Therese completed her PhD thesis in 2010 on “Regulating to Facilitate Access to Safe and Affordable Credit for Low Income Australians,” and has served as chair of the Australian Financial Inclusion Network and as chair of the board of a community development finance institution, Foresters Community Finance Limited. Therese has coached Griffith Law School’s Vis International Commercial Arbitration Moot team since 2003.
Associate Professor Leanne Wiseman
Associate Professor and Associate Director of Australian Centre for Intellectual Property in Agriculture (ACIPA) Griffith Law School
LLB (Hons) (QUT), GradDipLegalPrac (QUT), LLM (London), PhD (UQ)
Leanne Wiseman is an Associate Professor in Law and Associate Director of the Australian Centre for Intellectual Property in Agriculture at Griffith University. Prior to joining Griffith University, she was a Senior Lecturer in Law at QUT and worked in private practice and Government as a solicitor.

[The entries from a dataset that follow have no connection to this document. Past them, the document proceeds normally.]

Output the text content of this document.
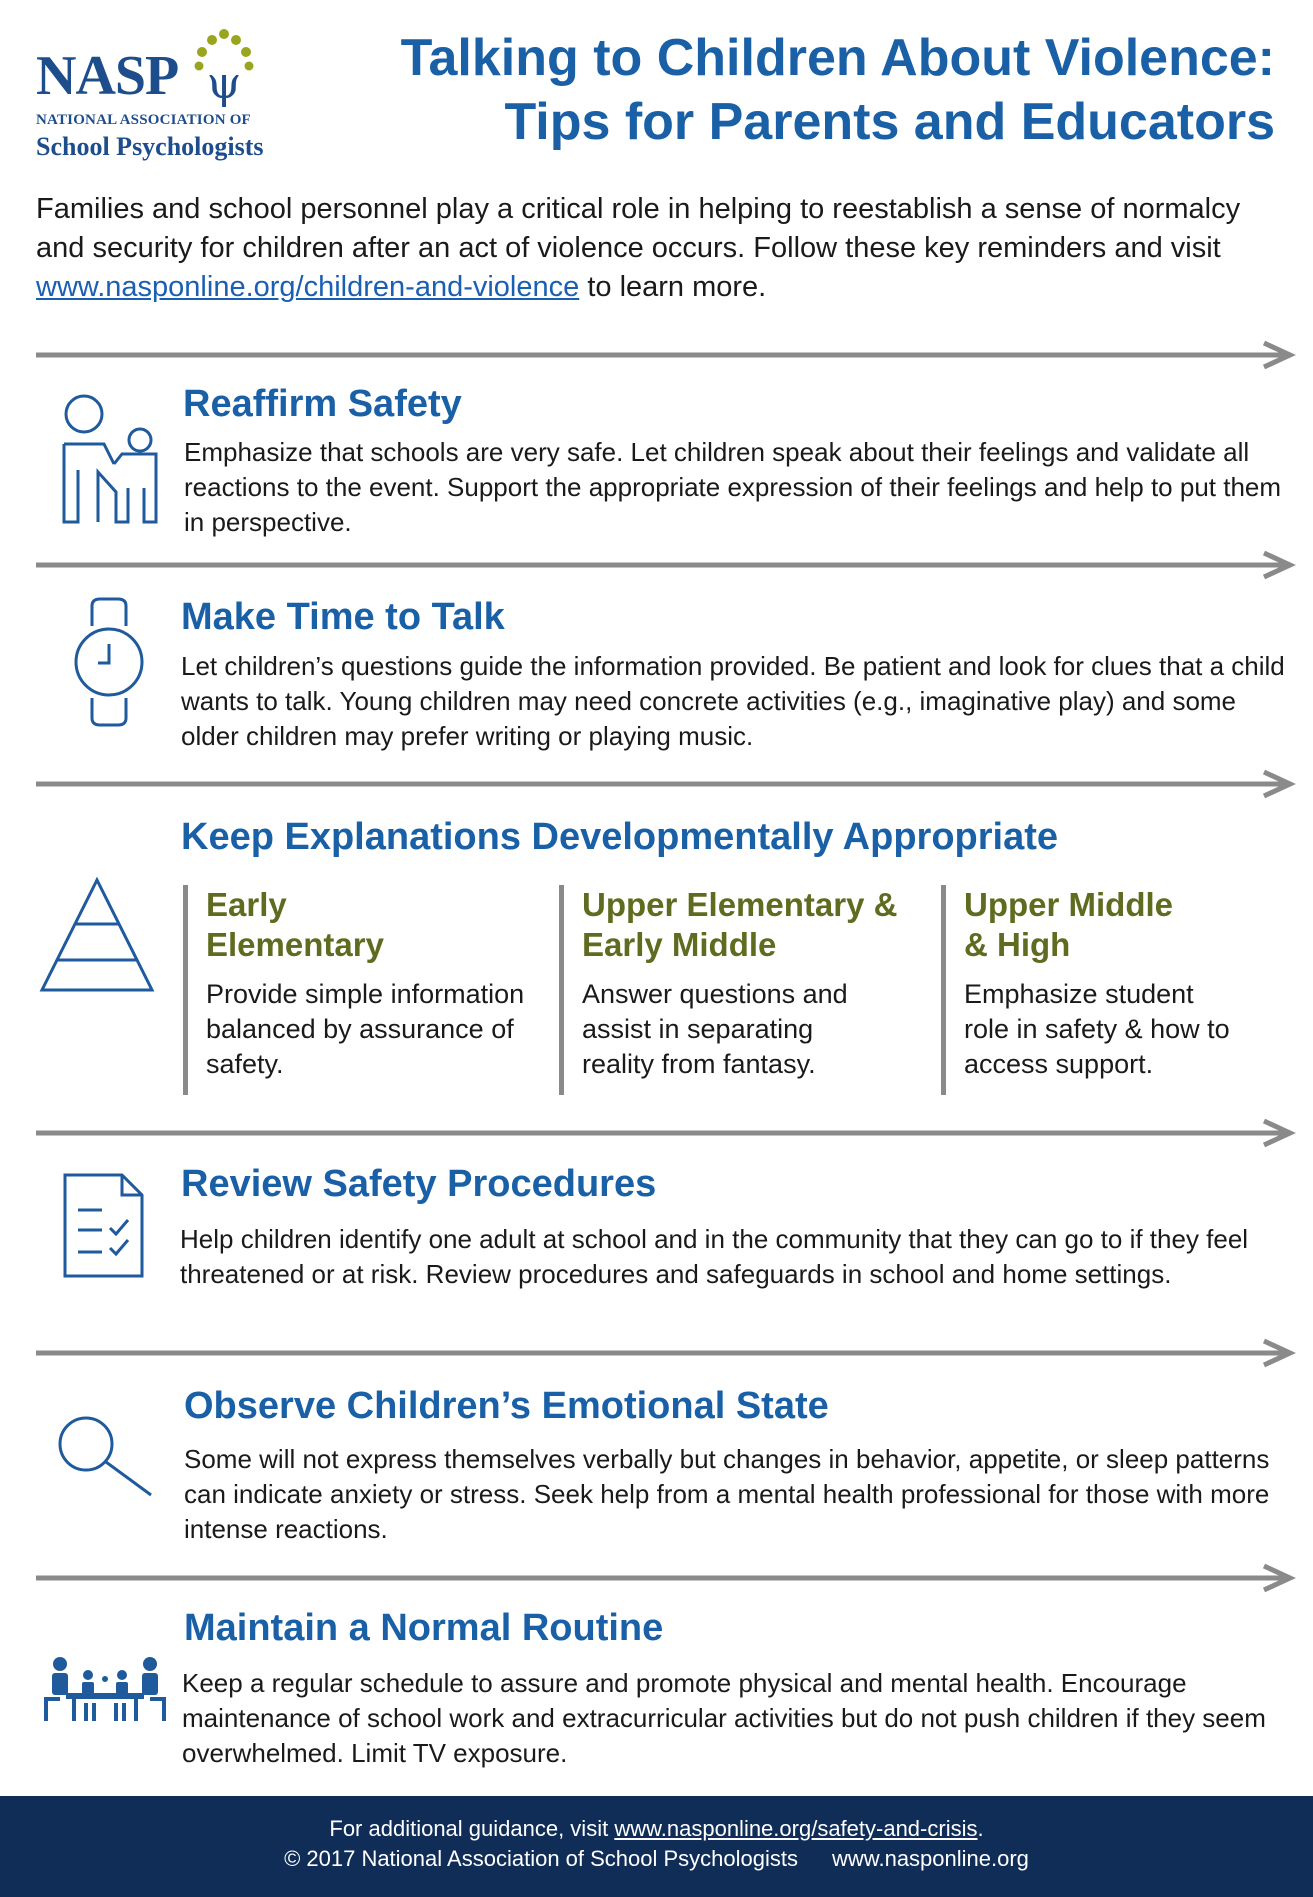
NASP ψ
NATIONAL ASSOCIATION OF
School Psychologists
Talking to Children About Violence:
Tips for Parents and Educators
Families and school personnel play a critical role in helping to reestablish a sense of normalcy and security for children after an act of violence occurs. Follow these key reminders and visit www.nasponline.org/children-and-violence to learn more.
Reaffirm Safety
Emphasize that schools are very safe. Let children speak about their feelings and validate all reactions to the event. Support the appropriate expression of their feelings and help to put them in perspective.
Make Time to Talk
Let children’s questions guide the information provided. Be patient and look for clues that a child wants to talk. Young children may need concrete activities (e.g., imaginative play) and some older children may prefer writing or playing music.
Keep Explanations Developmentally Appropriate
Early Elementary
Provide simple information balanced by assurance of safety.
Upper Elementary & Early Middle
Answer questions and assist in separating reality from fantasy.
Upper Middle & High
Emphasize student role in safety & how to access support.
Review Safety Procedures
Help children identify one adult at school and in the community that they can go to if they feel threatened or at risk. Review procedures and safeguards in school and home settings.
Observe Children’s Emotional State
Some will not express themselves verbally but changes in behavior, appetite, or sleep patterns can indicate anxiety or stress. Seek help from a mental health professional for those with more intense reactions.
Maintain a Normal Routine
Keep a regular schedule to assure and promote physical and mental health. Encourage maintenance of school work and extracurricular activities but do not push children if they seem overwhelmed. Limit TV exposure.
For additional guidance, visit www.nasponline.org/safety-and-crisis.
© 2017 National Association of School Psychologists www.nasponline.org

Leanne has an international reputation in the area of intellectual property law and her primary research interests lie in the field of intellectual property law and her publications are in the fields of intellectual property, contract and company law. As a member of the ACIPA research team, she has been involved in number of research projects including an ARC Discovery Project on Australia’s Food and Fibre Futures: Intellectual Property and Access to Plant Genetic Resources and an ACIAR project (2012-2013) titled Using Intellectual Property to Enhance Agricultural Research for Developing Countries. Leanne is also a member of the CGIAR’s Intellectual Property Advisory team. She has served as an executive member of the Intellectual Property Society of Australia and New Zealand (IPSANZ) for a number of years and currently remains a member of the Intellectual Property Committee of the Law Council of Australia.